Cannabis und Strassenverkehr

14.10.2021

Fahren unter Cannabiseinfluss gilt als Fahren unter Drogeneinfluss und führt zum Entzug des Führerausweises einerseits und einem Strafverfahren andererseits. Im Gegensatz zu Alkohol ergeben sich verschiedene Besonderheiten, auf die hier eingegangen werde soll.
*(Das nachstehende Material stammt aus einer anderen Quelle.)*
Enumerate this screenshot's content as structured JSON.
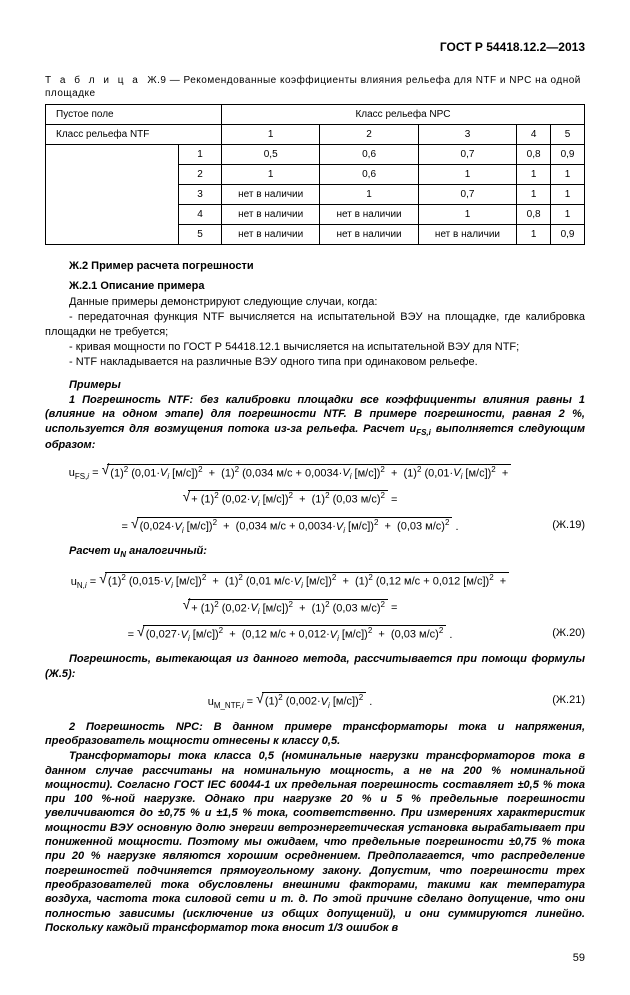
{
  "header": "ГОСТ Р 54418.12.2—2013",
  "tableCaptionPrefix": "Т а б л и ц а",
  "tableCaptionNum": "Ж.9",
  "tableCaptionText": "— Рекомендованные коэффициенты влияния рельефа для NTF и NPC на одной площадке",
  "table": {
    "col1_header": "Пустое поле",
    "col2_header": "Класс рельефа NPC",
    "row_label": "Класс рельефа NTF",
    "cols": [
      "1",
      "2",
      "3",
      "4",
      "5"
    ],
    "rows": [
      {
        "idx": "1",
        "cells": [
          "0,5",
          "0,6",
          "0,7",
          "0,8",
          "0,9"
        ]
      },
      {
        "idx": "2",
        "cells": [
          "1",
          "0,6",
          "1",
          "1",
          "1"
        ]
      },
      {
        "idx": "3",
        "cells": [
          "нет в наличии",
          "1",
          "0,7",
          "1",
          "1"
        ]
      },
      {
        "idx": "4",
        "cells": [
          "нет в наличии",
          "нет в наличии",
          "1",
          "0,8",
          "1"
        ]
      },
      {
        "idx": "5",
        "cells": [
          "нет в наличии",
          "нет в наличии",
          "нет в наличии",
          "1",
          "0,9"
        ]
      }
    ]
  },
  "sec_j2": "Ж.2 Пример расчета погрешности",
  "sec_j21": "Ж.2.1 Описание примера",
  "p1": "Данные примеры демонстрируют следующие случаи, когда:",
  "p2": "- передаточная функция NTF вычисляется на испытательной ВЭУ на площадке, где калибровка площадки не требуется;",
  "p3": "- кривая мощности по ГОСТ Р 54418.12.1 вычисляется на испытательной ВЭУ для NTF;",
  "p4": "- NTF накладывается на различные ВЭУ одного типа при одинаковом рельефе.",
  "primery": "Примеры",
  "ex1": "1 Погрешность NTF: без калибровки площадки все коэффициенты влияния равны 1 (влияние на одном этапе) для погрешности NTF. В примере погрешности, равная 2 %, используется для возмущения потока из-за рельефа. Расчет u",
  "ex1_sub": "FS,i",
  "ex1_tail": " выполняется следующим образом:",
  "f19a": "u<sub>FS,<i>i</i></sub> = <span class=\"radical\">√</span><span class=\"sqrt\">(1)<sup>2</sup> (0,01·<i>V<sub>i</sub></i> [м/с])<sup>2</sup> &nbsp;+&nbsp; (1)<sup>2</sup> (0,034 м/с + 0,0034·<i>V<sub>i</sub></i> [м/с])<sup>2</sup> &nbsp;+&nbsp; (1)<sup>2</sup> (0,01·<i>V<sub>i</sub></i> [м/с])<sup>2</sup> &nbsp;+</span>",
  "f19b": "<span class=\"radical\">√</span><span class=\"sqrt\">+ (1)<sup>2</sup> (0,02·<i>V<sub>i</sub></i> [м/с])<sup>2</sup> &nbsp;+&nbsp; (1)<sup>2</sup> (0,03 м/с)<sup>2</sup></span> =",
  "f19c": "= <span class=\"radical\">√</span><span class=\"sqrt\">(0,024·<i>V<sub>i</sub></i> [м/с])<sup>2</sup> &nbsp;+&nbsp; (0,034 м/с + 0,0034·<i>V<sub>i</sub></i> [м/с])<sup>2</sup> &nbsp;+&nbsp; (0,03 м/с)<sup>2</sup></span> .",
  "tag19": "(Ж.19)",
  "p_un": "Расчет u",
  "p_un_sub": "N",
  "p_un_tail": " аналогичный:",
  "f20a": "u<sub>N,<i>i</i></sub> = <span class=\"radical\">√</span><span class=\"sqrt\">(1)<sup>2</sup> (0,015·<i>V<sub>i</sub></i> [м/с])<sup>2</sup> &nbsp;+&nbsp; (1)<sup>2</sup> (0,01 м/с·<i>V<sub>i</sub></i> [м/с])<sup>2</sup> &nbsp;+&nbsp; (1)<sup>2</sup> (0,12 м/с + 0,012 [м/с])<sup>2</sup> &nbsp;+</span>",
  "f20b": "<span class=\"radical\">√</span><span class=\"sqrt\">+ (1)<sup>2</sup> (0,02·<i>V<sub>i</sub></i> [м/с])<sup>2</sup> &nbsp;+&nbsp; (1)<sup>2</sup> (0,03 м/с)<sup>2</sup></span> =",
  "f20c": "= <span class=\"radical\">√</span><span class=\"sqrt\">(0,027·<i>V<sub>i</sub></i> [м/с])<sup>2</sup> &nbsp;+&nbsp; (0,12 м/с + 0,012·<i>V<sub>i</sub></i> [м/с])<sup>2</sup> &nbsp;+&nbsp; (0,03 м/с)<sup>2</sup></span> .",
  "tag20": "(Ж.20)",
  "p_method": "Погрешность, вытекающая из данного метода, рассчитывается при помощи формулы (Ж.5):",
  "f21": "u<sub>M_NTF,<i>i</i></sub> = <span class=\"radical\">√</span><span class=\"sqrt\">(1)<sup>2</sup> (0,002·<i>V<sub>i</sub></i> [м/с])<sup>2</sup></span> .",
  "tag21": "(Ж.21)",
  "ex2_lead": "2 Погрешность NPC: В данном примере трансформаторы тока и напряжения, преобразователь мощности отнесены к классу 0,5.",
  "ex2_body": "Трансформаторы тока класса 0,5 (номинальные нагрузки трансформаторов тока в данном случае рассчитаны на номинальную мощность, а не на 200 % номинальной мощности). Согласно ГОСТ IEC 60044-1 их предельная погрешность составляет ±0,5 % тока при 100 %-ной нагрузке. Однако при нагрузке 20 % и 5 % предельные погрешности увеличиваются до ±0,75 % и ±1,5 % тока, соответственно. При измерениях характеристик мощности ВЭУ основную долю энергии ветроэнергетическая установка вырабатывает при пониженной мощности. Поэтому мы ожидаем, что предельные погрешности ±0,75 % тока при 20 % нагрузке являются хорошим осреднением. Предполагается, что распределение погрешностей подчиняется прямоугольному закону. Допустим, что погрешности трех преобразователей тока обусловлены внешними факторами, такими как температура воздуха, частота тока силовой сети и т. д. По этой причине сделано допущение, что они полностью зависимы (исключение из общих допущений), и они суммируются линейно. Поскольку каждый трансформатор тока вносит 1/3 ошибок в",
  "pagenum": "59"
}
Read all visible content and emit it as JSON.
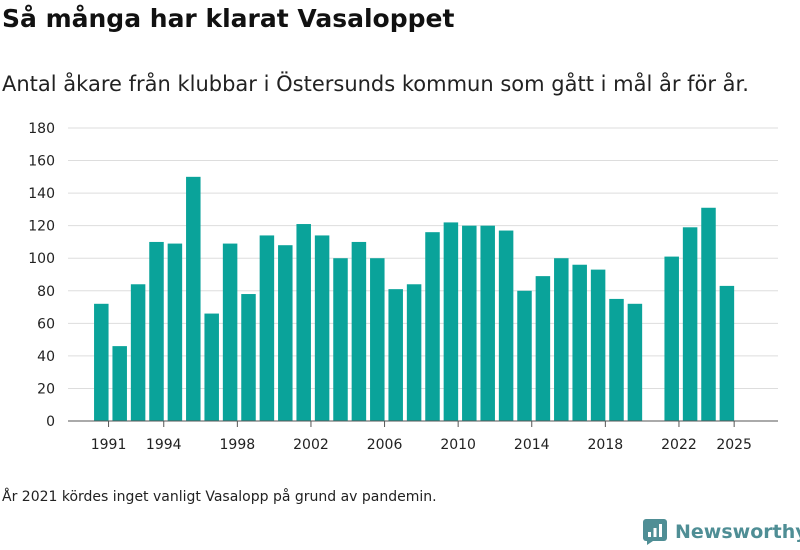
{
  "header": {
    "title": "Så många har klarat Vasaloppet",
    "subtitle": "Antal åkare från klubbar i Östersunds kommun som gått i mål år för år."
  },
  "footer": {
    "note": "År 2021 kördes inget vanligt Vasalopp på grund av pandemin.",
    "brand": "Newsworthy",
    "brand_icon": "newsworthy-logo-icon"
  },
  "colors": {
    "bar": "#0aa39a",
    "grid": "#dddddd",
    "axis": "#555555",
    "brand": "#4f8e95"
  },
  "chart_data": {
    "type": "bar",
    "title": "Så många har klarat Vasaloppet",
    "xlabel": "",
    "ylabel": "",
    "ylim": [
      0,
      180
    ],
    "yticks": [
      0,
      20,
      40,
      60,
      80,
      100,
      120,
      140,
      160,
      180
    ],
    "xticks": [
      1991,
      1994,
      1998,
      2002,
      2006,
      2010,
      2014,
      2018,
      2022,
      2025
    ],
    "grid": true,
    "legend": "none",
    "categories": [
      1991,
      1992,
      1993,
      1994,
      1995,
      1996,
      1997,
      1998,
      1999,
      2000,
      2001,
      2002,
      2003,
      2004,
      2005,
      2006,
      2007,
      2008,
      2009,
      2010,
      2011,
      2012,
      2013,
      2014,
      2015,
      2016,
      2017,
      2018,
      2019,
      2020,
      2021,
      2022,
      2023,
      2024,
      2025
    ],
    "values": [
      72,
      46,
      84,
      110,
      109,
      150,
      66,
      109,
      78,
      114,
      108,
      121,
      114,
      100,
      110,
      100,
      81,
      84,
      116,
      122,
      120,
      120,
      117,
      80,
      89,
      100,
      96,
      93,
      75,
      72,
      null,
      101,
      119,
      131,
      83
    ]
  }
}
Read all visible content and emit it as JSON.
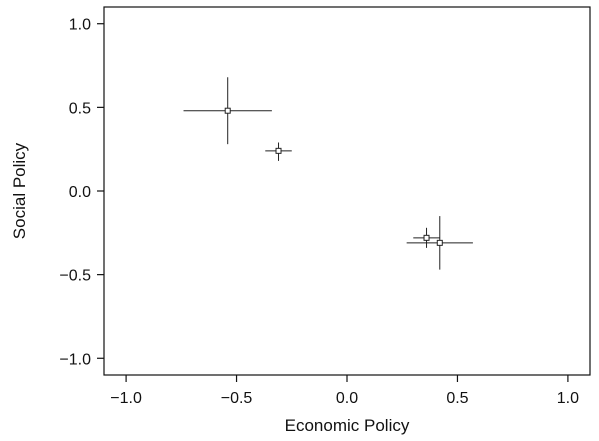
{
  "chart_data": {
    "type": "scatter",
    "title": "",
    "xlabel": "Economic Policy",
    "ylabel": "Social Policy",
    "xlim": [
      -1.1,
      1.1
    ],
    "ylim": [
      -1.1,
      1.1
    ],
    "xticks": [
      -1.0,
      -0.5,
      0.0,
      0.5,
      1.0
    ],
    "yticks": [
      -1.0,
      -0.5,
      0.0,
      0.5,
      1.0
    ],
    "xtick_labels": [
      "−1.0",
      "−0.5",
      "0.0",
      "0.5",
      "1.0"
    ],
    "ytick_labels": [
      "−1.0",
      "−0.5",
      "0.0",
      "0.5",
      "1.0"
    ],
    "grid": false,
    "legend": "none",
    "marker": "open-square",
    "error_bars": "horizontal and vertical intervals",
    "points": [
      {
        "x": -0.54,
        "y": 0.48,
        "x_low": -0.74,
        "x_high": -0.34,
        "y_low": 0.28,
        "y_high": 0.68
      },
      {
        "x": -0.31,
        "y": 0.24,
        "x_low": -0.37,
        "x_high": -0.25,
        "y_low": 0.18,
        "y_high": 0.29
      },
      {
        "x": 0.36,
        "y": -0.28,
        "x_low": 0.3,
        "x_high": 0.42,
        "y_low": -0.34,
        "y_high": -0.22
      },
      {
        "x": 0.42,
        "y": -0.31,
        "x_low": 0.27,
        "x_high": 0.57,
        "y_low": -0.47,
        "y_high": -0.15
      }
    ]
  }
}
ASTRA-Grenzwert / Nachweisgrenze
Wie bei allen anderen Betäubungsmitteln gilt auch bei Cannabis eine Nulltoleranz in Bezug auf das Führen von Motorfahrzeugen, wie das Bundesgericht erst kürzlich wieder bestätigte (BGer 6B_282/2021). Dennoch gelangt bei Blutproben ein Grenzwert zur Anwendung; bei einem THC-Gehalt von unter 1.5μg/L gilt THC als "nicht nachgewiesen". Anders als bei den bekannten 0.5‰ (bzw. 0.25 mg/l) bei Alkohol handelt es sich aber nicht um einen Wirkungsgrenzwert, sondern um einen Bestimmungsgrenzwert. Liegt der THC-Gehalt in einer Blutprobe bei unter 1.5μg/L, lässt sich die Substanz nicht mehr mit Sicherheit nachweisen. Daher erfolgt in solchen Fällen keine Verurteilung wegen Fahrens unter Drogeneinfluss (wohl aber allenfalls wegen Betäubungsmittelkonsums, sofern dieser in einer Befragung zugegeben wurde) und auch kein entsprechender Ausweisentzug.

Abbaugeschwindigkeit
Bei Alkohol lässt sich einigermassen genau vorhersagen, wie schnell dieser abgebaut wird; die Faustregel lautet 0.1‰ pro Stunde. Wer also den ungefähren Alkoholgehalt seiner konsumierten Getränke kennt, kann grob berechnen, ab wann der Alkohol so weit abgebaut ist, dass man unter der Grenze von 0.5‰ liegt. Bei Cannabis verhält es sich anders. Abgesehen davon, dass der THC-Gehalt der konsumierten Produkte in der Regel unbekannt ist, erfolgt der Abbau höchst individuell. So dauert es ohne weiteres 3-5 Tage, in einigen Fällen aber bis zu mehreren Wochen, bis der THC-Gehalt im Blut unter die Nachweisgrenze von 1.5μg/L fällt. Damit zeigt sich auch deutlich, dass der Einwand "ich kiffe nur am Wochenende" in Bezug auf den Strassenverkehr sinnlos ist, denn der Joint von Samstagabend lässt sich auf dem Arbeitsweg am Montagmorgen auf jeden Fall noch nachweisen, auch wenn von der Wirkung längst nichts mehr zu spüren ist. 

CBD
Im Gegensatz zum Konsum von THC-haltigen Cannabisprodukten ist der Konsum und damit auch das Führen von Motorfahrzeugen nach dem Konsum von CBD-Produkten legal. Jedoch gibt es eine Besonderheit, die weitgehend unbekannt ist: Anders als bei der Auswertung von Blutproben kann bei Urinschnelltests nicht zwischen THC-haltigem Cannabis und CBD unterschieden werden. Anders ausgedrückt: CBD-Hanf zeigt bei Urinschnelltests als Cannabis an. Nun werden bei Verkehrskontrollen im Falle eines Anfangsverdachts immer zuerst Urinschnelltests durchgeführt; nach einem positiven Resultat folgt anschliessend die Blutentnahme und Auswertung der Blutprobe.

Die Auswertung der Blutprobe dauert immer mehrere Wochen. Die Polizei muss Ihnen bei einem positiven Drogenschnelltest den Führerausweis vorsorglich entziehen, auch wenn Sie beteuern, nur CBD konsumiert zu haben. Bis um Vorliegen der Ergebnisse der Blutprobe bleibt der Führerausweis entzogen.

Faktisch bedeutet dies, dass Sie - obwohl Sie gegen kein Gesetz verstossen haben - während mehrerer Wochen auf Ihren Führerausweis verzichten müssen. Gleiches gilt auch, wenn in der Blutprobe ein THC-Gehalt unter der Nachweisgrenze ermittelt wird. Eine Entschädigung für die Umstände, die Ihnen durch den vorsorglichen Führerausweisentzug entstehen, ist im Gesetz nicht vorgesehen.